Starting point is 02:02:09 You know, what's interesting is I just ran those stats on the most popular stable coin systems in operation because you can just, you know, take the data off the ledger, and they all have a velocity in about the 30 to 50 range. So it's interesting that across decades, these systems sort of end up having similar characteristics. Although I think with, it's hard to compare apples to apples. just in the standpoint that so much of the usage now is simply for speculative trading of, you know, like trying to capture when these things go up and down. Yeah, that's fair.
Starting point is 02:02:44 Yeah. And the stable coins in practice are used for settling payments between exchanges for the most part. Yes. You have the honor of having created probably the first, like the first widely used, like internet currency, I think. You know, DigiCash didn't really have much usage. and you proceeded PayPal, right? That's correct.
Starting point is 02:03:07 Yeah. I mean, at the time we were coming up, like we started with less than a million in terms of capital, and most of that came out of my pocket. Concurrent with our first years, more than 300 million had gone into all sorts of payment schemes. You know, there was things like beans and flus. Pepper coin. eBay had its own thing called Billpoint. Citibank had something called C2.
Starting point is 02:03:35 I mean, there was a lot of these things, but by the fall of 2000, by around November, we were processing of greater volume of transactions every month than all of those others combined had done cumulatively. I mean, that was just crazy. There was one called Cybercash,
Starting point is 02:03:54 which had a thing, which I think they called Cybercoin, where many, many millions went into it And when it went when it was defunct, you know, they sort of joked that like the half dozen people who tried it really thought it was grand. So here's maybe a parting question. So knowing, you know, if in 1996 you had known that this would end in such difficult circumstances, you know, in 2008 or I guess it ended slowly between 2008 and 2013, would you do it again? Yeah, but I'd do it smarter. I mean, that's the problem with, you know, sort of counterfactual, you know, replaying history.

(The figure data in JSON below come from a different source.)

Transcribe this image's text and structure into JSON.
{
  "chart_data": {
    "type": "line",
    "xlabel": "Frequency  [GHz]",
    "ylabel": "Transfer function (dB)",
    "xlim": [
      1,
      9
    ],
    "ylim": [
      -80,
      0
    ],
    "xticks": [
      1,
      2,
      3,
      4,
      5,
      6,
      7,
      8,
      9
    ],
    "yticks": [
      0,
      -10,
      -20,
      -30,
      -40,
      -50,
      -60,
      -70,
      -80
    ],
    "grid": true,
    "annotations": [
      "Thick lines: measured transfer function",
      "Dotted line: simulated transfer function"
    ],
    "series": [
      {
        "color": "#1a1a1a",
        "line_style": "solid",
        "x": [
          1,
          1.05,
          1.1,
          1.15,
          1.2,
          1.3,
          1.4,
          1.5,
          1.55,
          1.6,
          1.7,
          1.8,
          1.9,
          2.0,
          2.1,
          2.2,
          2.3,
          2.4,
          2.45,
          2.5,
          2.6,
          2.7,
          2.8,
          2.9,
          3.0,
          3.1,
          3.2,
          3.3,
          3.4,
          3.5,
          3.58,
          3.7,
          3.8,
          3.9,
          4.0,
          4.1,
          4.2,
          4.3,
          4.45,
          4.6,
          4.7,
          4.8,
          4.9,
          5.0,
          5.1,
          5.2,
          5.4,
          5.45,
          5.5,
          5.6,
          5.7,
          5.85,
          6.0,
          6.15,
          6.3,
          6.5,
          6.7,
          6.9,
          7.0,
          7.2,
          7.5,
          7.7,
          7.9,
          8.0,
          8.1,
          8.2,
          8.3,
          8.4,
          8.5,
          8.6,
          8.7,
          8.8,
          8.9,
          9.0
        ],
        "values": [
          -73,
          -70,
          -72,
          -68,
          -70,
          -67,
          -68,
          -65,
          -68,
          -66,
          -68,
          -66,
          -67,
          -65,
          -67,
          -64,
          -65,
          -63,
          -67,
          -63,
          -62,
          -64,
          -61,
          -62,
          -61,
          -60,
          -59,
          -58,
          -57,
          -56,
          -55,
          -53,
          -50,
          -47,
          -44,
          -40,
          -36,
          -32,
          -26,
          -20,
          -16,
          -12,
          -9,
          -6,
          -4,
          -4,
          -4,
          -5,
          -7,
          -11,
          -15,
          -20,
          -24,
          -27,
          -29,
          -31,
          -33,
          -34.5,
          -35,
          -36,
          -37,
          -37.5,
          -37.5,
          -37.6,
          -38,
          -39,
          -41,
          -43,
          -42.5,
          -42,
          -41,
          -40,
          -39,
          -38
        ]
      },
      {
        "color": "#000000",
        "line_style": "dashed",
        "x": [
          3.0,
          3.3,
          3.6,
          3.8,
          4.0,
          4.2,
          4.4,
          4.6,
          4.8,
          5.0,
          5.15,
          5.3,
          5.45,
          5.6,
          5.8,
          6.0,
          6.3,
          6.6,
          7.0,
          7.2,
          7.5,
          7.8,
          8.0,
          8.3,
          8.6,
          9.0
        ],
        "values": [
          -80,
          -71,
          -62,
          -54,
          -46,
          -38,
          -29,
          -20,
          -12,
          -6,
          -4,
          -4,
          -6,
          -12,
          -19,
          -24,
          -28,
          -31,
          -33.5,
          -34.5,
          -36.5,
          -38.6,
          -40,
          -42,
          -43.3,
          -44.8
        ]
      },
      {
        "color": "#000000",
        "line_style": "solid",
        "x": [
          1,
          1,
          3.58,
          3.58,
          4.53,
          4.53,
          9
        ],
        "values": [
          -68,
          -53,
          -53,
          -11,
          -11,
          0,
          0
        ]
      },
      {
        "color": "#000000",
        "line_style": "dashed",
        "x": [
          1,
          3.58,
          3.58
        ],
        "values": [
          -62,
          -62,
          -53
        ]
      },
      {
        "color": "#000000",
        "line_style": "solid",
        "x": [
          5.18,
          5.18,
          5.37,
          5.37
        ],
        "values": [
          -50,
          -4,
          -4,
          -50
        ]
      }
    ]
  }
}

Starting point is 02:04:39 If only I knew then, what I know now. Yeah. Yeah, I'd have certainly done it, but I would have done it smarter. I would have, you know, conserved the good parts because it was a number of good parts, but I would have avoided, you know, the naive things that ended up, you know, leading the destruction of the system. And where can people follow you now? Where would you direct people to follow your work? I'm sort of in stealth mode at the moment. Like the new company that we're developing, again, like described, it sort of implements the lessons learned, but it also extends beyond just the
Starting point is 02:05:17 P-to-P sort of RTGS platform that we had before to have a much more sophisticated way of interacting with the banking system. And so for fear of divulging what amounts to secret sauce, we're just not maintaining a public presence. And it's also to facilitate discussions with central banks, with big banks, with regulatory authorities, where you're not going to have their confidence to be able to communicate in a frank way
Starting point is 02:05:49 if we're out there exposing discussions in public. Okay, well, so, you know, most people will direct listeners to maybe their Twitter profile, but I guess you don't have one. So we can read it at that. Yeah, I'm afraid I'm pretty stealthy. I mean, there's contact information on bettermoney.com that's still. That's how I found you. Oh, very good.
Starting point is 02:06:14 Well, Douglas, this has been an absolute pleasure. Thank you so much. I learned a ton, and I think this is going to be really useful, just historical resource. So thank you. And thank you, Nick. I really enjoyed it.